I can proudly say I was relatively successful in pushing direct payments out to older adults - more possibly than most in the team I worked in - because it was something I felt quite passionately about at the time. But even for me, operating in a target-driven system, it took time that I sometimes wasn’t allowed. All very well if the service-user is able to advocate for him or her self, contact the right people to assist with payroll and recruitment or has family around to help, but if they don’t - it’s a time issue for the care manager who is being pushed to targets, targets, targets.

Peter Beresford, writing in the Guardian, reviews a new book called The McDonalidization of Social Work by Donna Dustin. She writes (apparently because I haven’t read the book) of some of the effects of the care management that resulted from the 1990 NHS and Community Care Act.

The era of Personalisation is upon us which is apparently being welcomed as a move away from ‘care management’ and towards ‘individualised personal budgets’. The Care Manager is dead (so to speak) and long live the ‘traditional’ social worker. But I wonder how this accounts for social workers already burnt into the Care Management system who are too young to remember the glorious ‘old style social work’ era. What tools do they have to equip themselves with, years out of college but nested firmly in the bosom of the NHS and Community Care Act.

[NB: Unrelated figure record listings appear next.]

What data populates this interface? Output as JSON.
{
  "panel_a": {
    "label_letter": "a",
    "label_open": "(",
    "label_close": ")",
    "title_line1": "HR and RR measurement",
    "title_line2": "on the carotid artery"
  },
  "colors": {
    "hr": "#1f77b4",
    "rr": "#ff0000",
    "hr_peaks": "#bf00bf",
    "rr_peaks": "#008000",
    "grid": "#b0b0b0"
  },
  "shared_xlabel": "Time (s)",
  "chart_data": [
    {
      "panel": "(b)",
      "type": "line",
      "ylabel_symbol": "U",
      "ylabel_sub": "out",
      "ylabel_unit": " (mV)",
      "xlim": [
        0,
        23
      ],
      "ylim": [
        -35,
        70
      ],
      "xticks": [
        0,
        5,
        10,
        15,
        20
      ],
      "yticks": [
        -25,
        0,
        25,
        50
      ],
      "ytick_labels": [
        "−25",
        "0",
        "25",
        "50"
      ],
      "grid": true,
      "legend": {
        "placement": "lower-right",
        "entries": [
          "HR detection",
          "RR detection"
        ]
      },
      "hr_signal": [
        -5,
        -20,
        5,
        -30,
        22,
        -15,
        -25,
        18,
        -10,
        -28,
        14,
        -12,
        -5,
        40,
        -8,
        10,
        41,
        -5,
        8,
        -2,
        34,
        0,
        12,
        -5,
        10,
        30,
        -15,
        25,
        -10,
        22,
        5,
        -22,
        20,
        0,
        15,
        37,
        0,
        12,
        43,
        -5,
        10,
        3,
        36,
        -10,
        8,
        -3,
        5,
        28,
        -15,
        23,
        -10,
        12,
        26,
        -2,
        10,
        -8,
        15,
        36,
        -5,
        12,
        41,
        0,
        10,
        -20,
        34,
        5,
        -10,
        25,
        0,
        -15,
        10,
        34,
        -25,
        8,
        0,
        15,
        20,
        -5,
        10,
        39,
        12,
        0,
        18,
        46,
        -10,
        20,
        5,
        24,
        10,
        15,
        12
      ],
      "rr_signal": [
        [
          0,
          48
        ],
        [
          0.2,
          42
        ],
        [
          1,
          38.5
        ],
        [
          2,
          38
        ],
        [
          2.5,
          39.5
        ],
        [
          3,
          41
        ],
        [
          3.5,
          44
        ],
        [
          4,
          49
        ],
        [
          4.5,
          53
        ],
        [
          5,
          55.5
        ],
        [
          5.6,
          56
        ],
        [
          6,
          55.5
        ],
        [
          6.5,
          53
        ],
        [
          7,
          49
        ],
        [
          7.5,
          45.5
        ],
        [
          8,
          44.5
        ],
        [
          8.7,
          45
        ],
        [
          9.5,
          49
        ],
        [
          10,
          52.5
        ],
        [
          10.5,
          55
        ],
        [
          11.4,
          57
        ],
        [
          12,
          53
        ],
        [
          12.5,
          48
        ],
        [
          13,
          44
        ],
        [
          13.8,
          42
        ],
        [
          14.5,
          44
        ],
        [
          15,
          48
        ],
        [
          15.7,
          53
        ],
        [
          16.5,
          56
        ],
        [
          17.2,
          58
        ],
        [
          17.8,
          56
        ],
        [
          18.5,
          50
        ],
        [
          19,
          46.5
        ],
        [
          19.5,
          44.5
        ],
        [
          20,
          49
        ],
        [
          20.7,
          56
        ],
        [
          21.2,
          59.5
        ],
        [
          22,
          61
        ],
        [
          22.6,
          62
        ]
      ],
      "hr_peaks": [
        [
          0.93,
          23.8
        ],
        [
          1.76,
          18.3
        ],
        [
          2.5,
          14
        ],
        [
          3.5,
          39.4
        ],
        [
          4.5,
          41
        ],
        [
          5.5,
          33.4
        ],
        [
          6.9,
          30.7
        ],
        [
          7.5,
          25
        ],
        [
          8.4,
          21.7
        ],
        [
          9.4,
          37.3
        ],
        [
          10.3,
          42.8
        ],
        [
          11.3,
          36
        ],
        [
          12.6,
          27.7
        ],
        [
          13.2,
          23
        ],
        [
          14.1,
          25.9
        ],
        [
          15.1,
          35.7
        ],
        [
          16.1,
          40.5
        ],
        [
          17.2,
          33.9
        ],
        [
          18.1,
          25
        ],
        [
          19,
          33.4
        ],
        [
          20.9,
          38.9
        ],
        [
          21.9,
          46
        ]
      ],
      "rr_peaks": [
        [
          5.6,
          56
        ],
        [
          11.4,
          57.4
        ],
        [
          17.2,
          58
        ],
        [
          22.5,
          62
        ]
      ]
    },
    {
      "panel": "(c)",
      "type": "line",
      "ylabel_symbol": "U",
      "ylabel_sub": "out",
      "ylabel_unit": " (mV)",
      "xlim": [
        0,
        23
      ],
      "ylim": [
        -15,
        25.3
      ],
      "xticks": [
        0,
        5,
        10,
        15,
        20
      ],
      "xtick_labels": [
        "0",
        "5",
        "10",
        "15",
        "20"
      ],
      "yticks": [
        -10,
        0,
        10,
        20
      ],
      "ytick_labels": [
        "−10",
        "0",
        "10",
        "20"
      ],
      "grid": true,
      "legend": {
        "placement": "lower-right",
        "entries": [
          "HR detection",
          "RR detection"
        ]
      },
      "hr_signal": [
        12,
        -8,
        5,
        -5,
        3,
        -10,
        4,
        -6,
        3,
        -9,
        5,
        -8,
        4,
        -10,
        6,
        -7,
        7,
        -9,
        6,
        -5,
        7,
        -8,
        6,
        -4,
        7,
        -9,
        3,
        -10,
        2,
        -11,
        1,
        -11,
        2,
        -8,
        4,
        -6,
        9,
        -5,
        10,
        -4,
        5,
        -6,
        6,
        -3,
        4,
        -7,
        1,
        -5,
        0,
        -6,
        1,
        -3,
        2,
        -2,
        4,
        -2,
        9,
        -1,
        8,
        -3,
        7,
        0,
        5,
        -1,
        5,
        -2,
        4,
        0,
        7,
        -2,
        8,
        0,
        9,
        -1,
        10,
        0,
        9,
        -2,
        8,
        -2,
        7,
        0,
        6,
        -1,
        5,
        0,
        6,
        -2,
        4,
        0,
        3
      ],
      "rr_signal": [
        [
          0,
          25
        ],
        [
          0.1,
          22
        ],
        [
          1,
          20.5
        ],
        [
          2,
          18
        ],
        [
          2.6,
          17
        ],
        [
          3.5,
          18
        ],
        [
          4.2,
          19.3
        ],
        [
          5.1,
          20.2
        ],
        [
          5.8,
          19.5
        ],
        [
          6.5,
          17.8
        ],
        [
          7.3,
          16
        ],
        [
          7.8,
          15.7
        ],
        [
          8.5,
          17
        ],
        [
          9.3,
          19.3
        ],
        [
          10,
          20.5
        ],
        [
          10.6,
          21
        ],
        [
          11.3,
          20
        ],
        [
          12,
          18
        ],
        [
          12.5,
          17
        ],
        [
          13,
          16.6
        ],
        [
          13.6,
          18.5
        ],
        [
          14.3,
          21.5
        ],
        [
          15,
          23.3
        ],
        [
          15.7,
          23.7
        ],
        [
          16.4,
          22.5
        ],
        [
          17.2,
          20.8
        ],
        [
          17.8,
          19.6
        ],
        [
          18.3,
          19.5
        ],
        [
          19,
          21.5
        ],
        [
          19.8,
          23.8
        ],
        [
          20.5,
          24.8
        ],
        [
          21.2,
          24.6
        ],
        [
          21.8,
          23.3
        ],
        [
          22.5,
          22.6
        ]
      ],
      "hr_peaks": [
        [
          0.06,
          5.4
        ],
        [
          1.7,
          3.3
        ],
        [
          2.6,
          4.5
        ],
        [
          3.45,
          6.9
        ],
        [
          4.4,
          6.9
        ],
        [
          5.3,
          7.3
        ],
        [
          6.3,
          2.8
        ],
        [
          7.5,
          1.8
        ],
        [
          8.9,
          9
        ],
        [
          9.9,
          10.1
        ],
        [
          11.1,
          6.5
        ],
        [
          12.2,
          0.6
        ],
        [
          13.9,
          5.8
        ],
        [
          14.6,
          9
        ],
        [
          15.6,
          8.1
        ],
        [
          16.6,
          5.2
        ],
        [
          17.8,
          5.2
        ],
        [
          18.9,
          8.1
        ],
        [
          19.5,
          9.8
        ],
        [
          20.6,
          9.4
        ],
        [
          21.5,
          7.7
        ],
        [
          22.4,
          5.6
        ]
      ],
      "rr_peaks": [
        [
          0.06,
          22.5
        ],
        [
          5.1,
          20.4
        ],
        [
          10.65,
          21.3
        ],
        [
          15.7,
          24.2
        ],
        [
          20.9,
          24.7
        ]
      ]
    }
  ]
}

Social Work needs to reclaim some of the ground for itself in a target-orientated environment. If not, practitioners will become mechanic and complacent. Time needs to be given to workers to actively engage - but I can’t see the time ever being there as long as local authorities have tick-lists of ‘targets’ that need to be followed.

In my previous job we had a target to meet about adult protection investigations. If not enough people needed protection within a quarter, that was another target failed! There is nothing needs-led in the system of targets. It is completely service-led.

And I can’t be convinced by personalisation until I have seen concrete proof of its benefit to older people who are not able to speak or shout loudly about their needs. Within the pilot studies, I’d like to know how people with dementia are going to have their needs met or if personalisation is again, like direct payments, going to be a buzz word about individuals and choice - depending very much on who the individuals are and how much choice they are able to make without professional support.